They were all gathered at the Institute of Business Administration’s Karachi City Campus here as part of the Network of Organisations Working with People with Disabilities Pakistan (NOWPDP) on Saturday. Sharing their business plans marked the finale of Project Khud Mukhtar, a business idea competition for persons with disabilities, initiated to economically empower special persons.

The 36 people with disabilities were shortlisted from an initial pool of over a 100. Over the last three months, men and women with physical, visual and hearing impairments underwent various stages of training to reach this point. Programme associate Ali Khan Tareen told Dawn that their focus had always been on education and employment. “Then we thought that why not also go towards self-employment. The individuals taking part in the programme were all encouraged to come up with business ideas. Of them we selected 36 who then received mentoring from entrepreneurs to refine their business ideas,” he said. Amjad Bhai, who is physically disabled and walks with the help of crutches, drives a Qingqi rickshaw around the Landhi area in which he picks and drops schoolchildren.

Now he wants to get into business with his wife who is a good cook. Together they want to prepare and deliver lunchboxes from his Qingqi. “We can deliver lunches with a different menu every day for factory workers and office staff. It will be a moving dhaba,” said Amjad. “But to buy disposable boxes, upgrading the Qingqi, etc, we will be needing some seed money to help us get started,” he explained.

Afshan Bibi, who needs help when walking, runs a beauty parlour and a boutique from a room in her small apartment in Nazimabad. She said that currently she buys make-up stuff from Meena Bazaar but wanted to get more sophisticated and expensive brands. “I also don’t have proper equipment for my parlour at the moment such as hair-dryers and manicure and pedicure machines,” she said. “If I can buy those and upgrade the parlour I can beat my competition like all those other beauty parlours in the same building where I live,” she said, adding that she also had a boutique business running on the side where if she can get better material and sewing machines she can make a bigger profit.

Danish Hussain, a teacher in a wheelchair, who runs a small tuition centre in Korangi, wanted to open a stationary shop where he could also keep a photocopier with scanner. He needed funding to buy a good quality photocopier.

Mohammad Ali, who was also in a wheelchair, works with his brother in a shop where they repair electrical appliances such as juicers, blenders, washing machines, etc. “I want to branch out now and start my own business where I will also buy old appliances, repair them and resell them along with a three-month warranty.

More such business idea pitches included Irfan Jan’s furniture supply to offices business, Zeeshan’s event management company idea, Kamran Ali’s mini-grocery market, Allah Bux’s barbershop.

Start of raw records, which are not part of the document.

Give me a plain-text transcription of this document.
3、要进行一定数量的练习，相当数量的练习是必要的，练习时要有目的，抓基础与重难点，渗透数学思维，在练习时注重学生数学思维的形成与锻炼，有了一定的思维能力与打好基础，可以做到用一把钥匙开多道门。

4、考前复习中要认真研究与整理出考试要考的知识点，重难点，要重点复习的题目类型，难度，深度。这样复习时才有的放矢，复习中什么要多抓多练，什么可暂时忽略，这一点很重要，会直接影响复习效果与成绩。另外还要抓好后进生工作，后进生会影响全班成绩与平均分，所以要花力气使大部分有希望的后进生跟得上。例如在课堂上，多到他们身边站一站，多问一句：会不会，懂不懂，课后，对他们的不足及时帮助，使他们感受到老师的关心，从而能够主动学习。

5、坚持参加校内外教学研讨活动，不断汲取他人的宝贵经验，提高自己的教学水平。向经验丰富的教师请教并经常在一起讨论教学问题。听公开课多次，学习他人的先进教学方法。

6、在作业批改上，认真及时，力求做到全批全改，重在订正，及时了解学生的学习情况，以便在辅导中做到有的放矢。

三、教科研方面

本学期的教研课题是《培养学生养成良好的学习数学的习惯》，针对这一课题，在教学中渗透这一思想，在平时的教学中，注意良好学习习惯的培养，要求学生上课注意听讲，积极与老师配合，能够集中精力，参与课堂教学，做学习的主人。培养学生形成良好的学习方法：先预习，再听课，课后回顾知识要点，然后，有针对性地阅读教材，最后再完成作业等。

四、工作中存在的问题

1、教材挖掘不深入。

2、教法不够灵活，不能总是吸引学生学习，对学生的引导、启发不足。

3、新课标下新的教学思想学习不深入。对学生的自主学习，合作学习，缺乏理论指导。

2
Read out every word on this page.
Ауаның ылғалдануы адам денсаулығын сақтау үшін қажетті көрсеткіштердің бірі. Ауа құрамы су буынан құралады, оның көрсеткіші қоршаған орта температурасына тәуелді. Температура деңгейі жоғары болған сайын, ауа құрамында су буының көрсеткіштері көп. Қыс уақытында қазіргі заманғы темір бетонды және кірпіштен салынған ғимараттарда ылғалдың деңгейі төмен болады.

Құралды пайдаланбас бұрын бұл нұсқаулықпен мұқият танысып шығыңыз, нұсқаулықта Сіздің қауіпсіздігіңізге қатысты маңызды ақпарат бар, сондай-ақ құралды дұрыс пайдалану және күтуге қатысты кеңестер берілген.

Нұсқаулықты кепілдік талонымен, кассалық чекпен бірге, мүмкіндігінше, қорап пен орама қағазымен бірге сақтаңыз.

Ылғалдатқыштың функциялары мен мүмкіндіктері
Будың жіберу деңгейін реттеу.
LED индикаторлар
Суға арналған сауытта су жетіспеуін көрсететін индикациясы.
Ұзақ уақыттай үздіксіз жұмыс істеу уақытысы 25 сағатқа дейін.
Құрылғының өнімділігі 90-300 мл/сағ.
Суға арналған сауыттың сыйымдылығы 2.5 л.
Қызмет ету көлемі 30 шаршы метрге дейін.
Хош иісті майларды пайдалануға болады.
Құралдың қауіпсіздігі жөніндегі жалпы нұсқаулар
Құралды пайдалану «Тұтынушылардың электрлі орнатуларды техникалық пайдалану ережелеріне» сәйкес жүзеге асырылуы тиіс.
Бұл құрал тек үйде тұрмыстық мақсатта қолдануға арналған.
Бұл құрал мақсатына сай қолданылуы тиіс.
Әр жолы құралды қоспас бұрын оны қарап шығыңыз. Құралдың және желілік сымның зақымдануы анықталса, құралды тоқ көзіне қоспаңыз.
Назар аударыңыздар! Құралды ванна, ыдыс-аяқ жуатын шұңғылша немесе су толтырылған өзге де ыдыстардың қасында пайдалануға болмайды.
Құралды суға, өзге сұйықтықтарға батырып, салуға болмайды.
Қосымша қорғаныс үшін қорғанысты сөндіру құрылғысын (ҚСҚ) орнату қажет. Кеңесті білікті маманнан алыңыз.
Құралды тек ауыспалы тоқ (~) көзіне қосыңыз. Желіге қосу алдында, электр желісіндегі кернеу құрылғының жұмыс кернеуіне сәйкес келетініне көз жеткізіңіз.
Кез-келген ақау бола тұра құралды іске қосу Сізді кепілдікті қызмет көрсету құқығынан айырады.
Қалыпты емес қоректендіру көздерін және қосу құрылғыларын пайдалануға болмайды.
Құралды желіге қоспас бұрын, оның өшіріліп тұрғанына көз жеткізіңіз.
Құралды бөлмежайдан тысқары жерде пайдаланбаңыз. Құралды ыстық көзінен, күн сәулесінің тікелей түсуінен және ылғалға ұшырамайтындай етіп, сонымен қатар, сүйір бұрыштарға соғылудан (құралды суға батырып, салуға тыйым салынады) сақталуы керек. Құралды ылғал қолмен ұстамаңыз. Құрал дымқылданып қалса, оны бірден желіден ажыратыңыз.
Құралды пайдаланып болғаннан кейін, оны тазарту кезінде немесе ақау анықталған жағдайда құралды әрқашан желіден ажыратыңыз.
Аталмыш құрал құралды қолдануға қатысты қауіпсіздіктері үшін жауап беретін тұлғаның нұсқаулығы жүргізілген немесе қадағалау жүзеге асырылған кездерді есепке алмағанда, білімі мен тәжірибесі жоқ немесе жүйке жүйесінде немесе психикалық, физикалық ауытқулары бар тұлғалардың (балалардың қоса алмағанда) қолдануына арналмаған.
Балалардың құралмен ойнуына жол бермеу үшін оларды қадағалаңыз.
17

After reviewing all ideas, some 10 from the 36 would be selected for funding of around Rs100,000 each.

President of NOWPDP Amin Hash­wani, who was also among the jury, said that independence relied on opportunities created, availed and the subsequent drive to capitalise on them. “With high rates of unemployment and low levels of literacy preventing the disenfranchised from truly becoming contributing members of society, there is a need to encourage grass-root innovation through entrepreneurship. We hope that Khud Mukh­tar would be the first of many steps to create an ecosystem that encourages persons with disabilities to think outside the realm of conventional job opportunities and to instil a sense of self-belief that they too can thrive,” he concluded.